Если у вас отсутствует стремление изображать сложным и длительным способом утку, то предлагаем вашему вниманию более простой метод ее изображения.
Утка имеет определенные важные детали , которые достаточно будет произвольным образом выполнить в качестве кругов или овалами, то есть у нас будет, таким образом, голова и тело птицы, а остальные детализации выполним обычной дорисовкой.

Не забываем также про важные элементы – это шея, лапы, крылья, хвостик и оригинальный клюв, а также особенности глаз.

Процесс оперения можно проделывать с помощью небольших скобок , которая идентична с рыбьей чешуей.

Разрисовывать следует уже после удаления всех ненужных деталей изображения. Вот и весь метод изображения уточки быстрым способом, все очень легко и понятно каждому начинающему или опытному художнику.

Утки как вы уже поняли, бывают различных размеров, они могут быть среднего и маленького размера с коротенькой шеей и цевкой, которая покрыта впереди поперечными щитками. Окраска оперения может быть разнообразна, все на ваше усмотрение, ну и безусловно нужно придерживаться определенных природных окрасок.

В том уроке я покажу, как нарисовать утку карандашом поэтапно для начинающих.

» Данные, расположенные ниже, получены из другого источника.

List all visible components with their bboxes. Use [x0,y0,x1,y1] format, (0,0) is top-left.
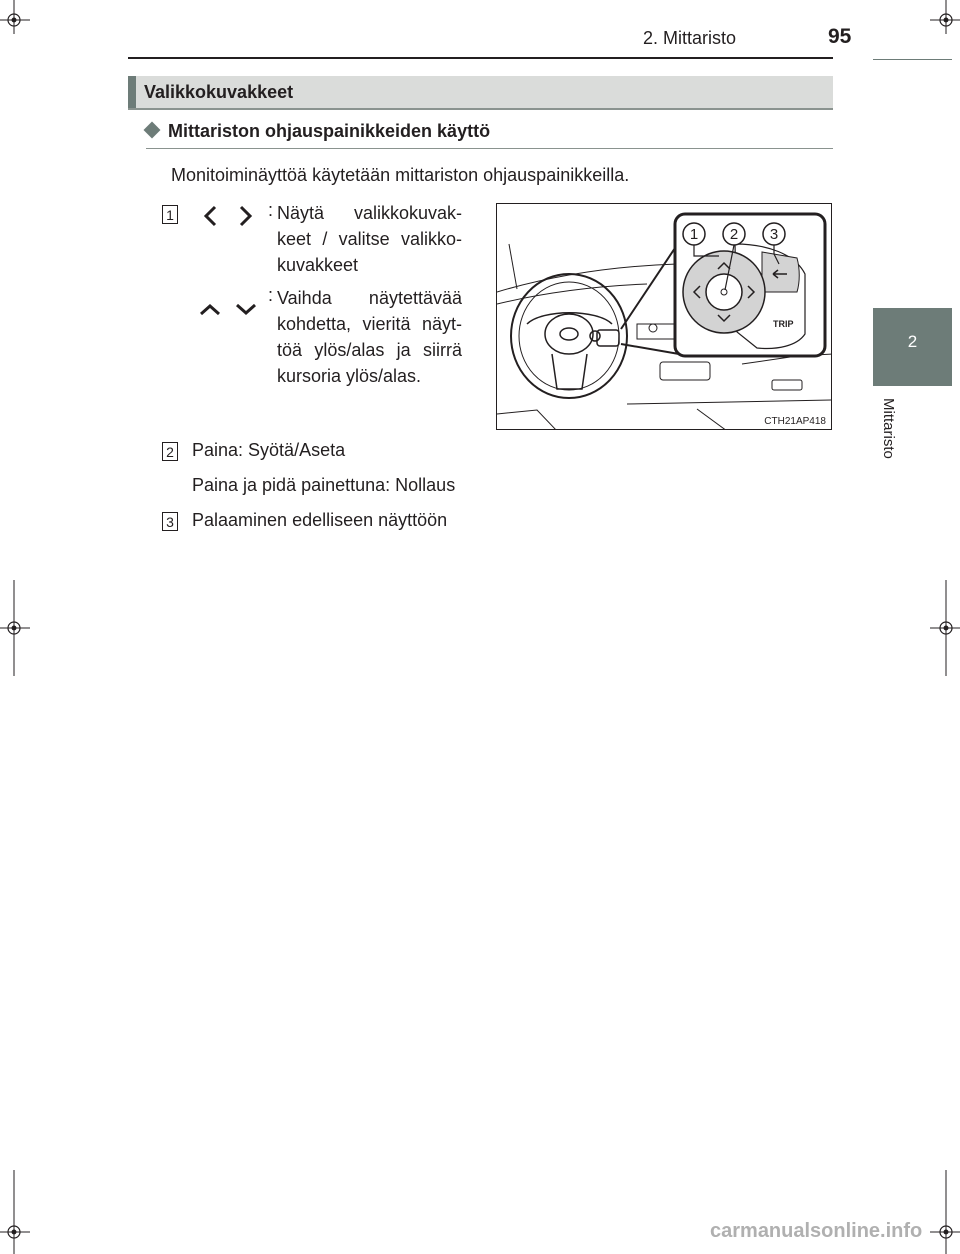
steering-wheel-illustration [496,203,832,430]
item-1-row-2-description: Vaihda näytettävää kohdetta, vieritä näyt-töä ylös/alas ja siirrä kursoria ylös/alas. [277,288,462,386]
crop-mark-icon [0,0,30,34]
figure-callout-1: 1 [689,226,699,243]
page-number: 95 [828,25,852,48]
item-2-line-2: Paina ja pidä painettuna: Nollaus [192,475,456,495]
item-number-1: 1 [162,205,178,224]
colon: : [268,285,274,305]
subsection-rule [146,148,833,149]
diamond-bullet-icon [144,122,161,139]
header-rule [128,57,833,59]
colon: : [268,200,274,220]
crop-mark-icon [0,580,30,676]
watermark: carmanualsonline.info [710,1220,923,1242]
chapter-tab [873,308,952,386]
subsection-heading [146,121,490,142]
chapter-tab-label: Mittaristo [880,398,897,459]
intro-text: Monitoiminäyttöä käytetään mittariston ohjauspainikkeilla. [171,165,630,185]
chapter-tab-number: 2 [907,332,918,351]
item-1-row-1-description: Näytä valikkokuvak-keet / valitse valikko-kuvakkeet [277,203,462,275]
item-2-line-1: Paina: Syötä/Aseta [192,440,346,460]
item-number-2: 2 [162,442,178,461]
section-title-bar [128,76,833,110]
steering-wheel-drawing [497,204,832,430]
chevron-right-icon [238,205,254,227]
chevron-left-icon [202,205,218,227]
section-bar-accent [128,76,136,108]
item-3-line-1: Palaaminen edelliseen näyttöön [192,510,448,530]
crop-mark-icon [930,0,960,34]
item-number-3: 3 [162,512,178,531]
section-title: Valikkokuvakkeet [144,82,294,102]
trip-label: TRIP [773,319,794,329]
figure-callout-3: 3 [769,226,779,243]
figure-callout-2: 2 [729,226,739,243]
crop-mark-icon [0,1170,30,1254]
header-title: 2. Mittaristo [643,28,737,48]
figure-code: CTH21AP418 [764,416,826,427]
side-tab-rule [873,59,952,60]
subsection-title: Mittariston ohjauspainikkeiden käyttö [168,121,491,141]
chevron-up-icon [199,302,221,316]
crop-mark-icon [930,580,960,676]
chevron-down-icon [235,302,257,316]
crop-mark-icon [930,1170,960,1254]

Рисуем домашнюю белую утку, уточку. Утка относится к семейству гусеобразных. Больше об утках я ничего не могу сказать, потому что ничего не знаю о них, только что их употребляют в еде, сама я не ела.

Вот фото нашей уточки.

Давайте начнем с головы. Нарисуйте круг, чтоб было легче рисовать, кривой показала середину головы, потом нарисовала глаз, он находится по середине ближе к верху. Потом нам надо нарисовать клюв и голову, длина клюва чуть больше диагонали окружности, расположен под 45 градусов. Сотрите круг.

Теперь нам нужно набросать шею и тело . Чтоб более правильно у нас получилось, мы делаем набросок, шею как бы пунктиром, тело- вот такими прямыми, т.е. мы смотрим на форму и пытаемся понять, какие есть изгибы и как их мы можем просто изобразить.

Для удобства я нарисовала только одну лапу, вторую посмотрите на следующей картинке. Рисуем маленький хвостик, небольшими кривыми показываем крыло.

Рисуем вторую лапу. Чтоб было более реалистично стираем контур, где он был имитируем перья. Также имитируем перья по всему телу. Низ и середину шеи делаем немного темнее из-за тени, поможете посмотреть на фото уточки. Наносим тени на клюв, немножко на голову. Рисунок утки готов.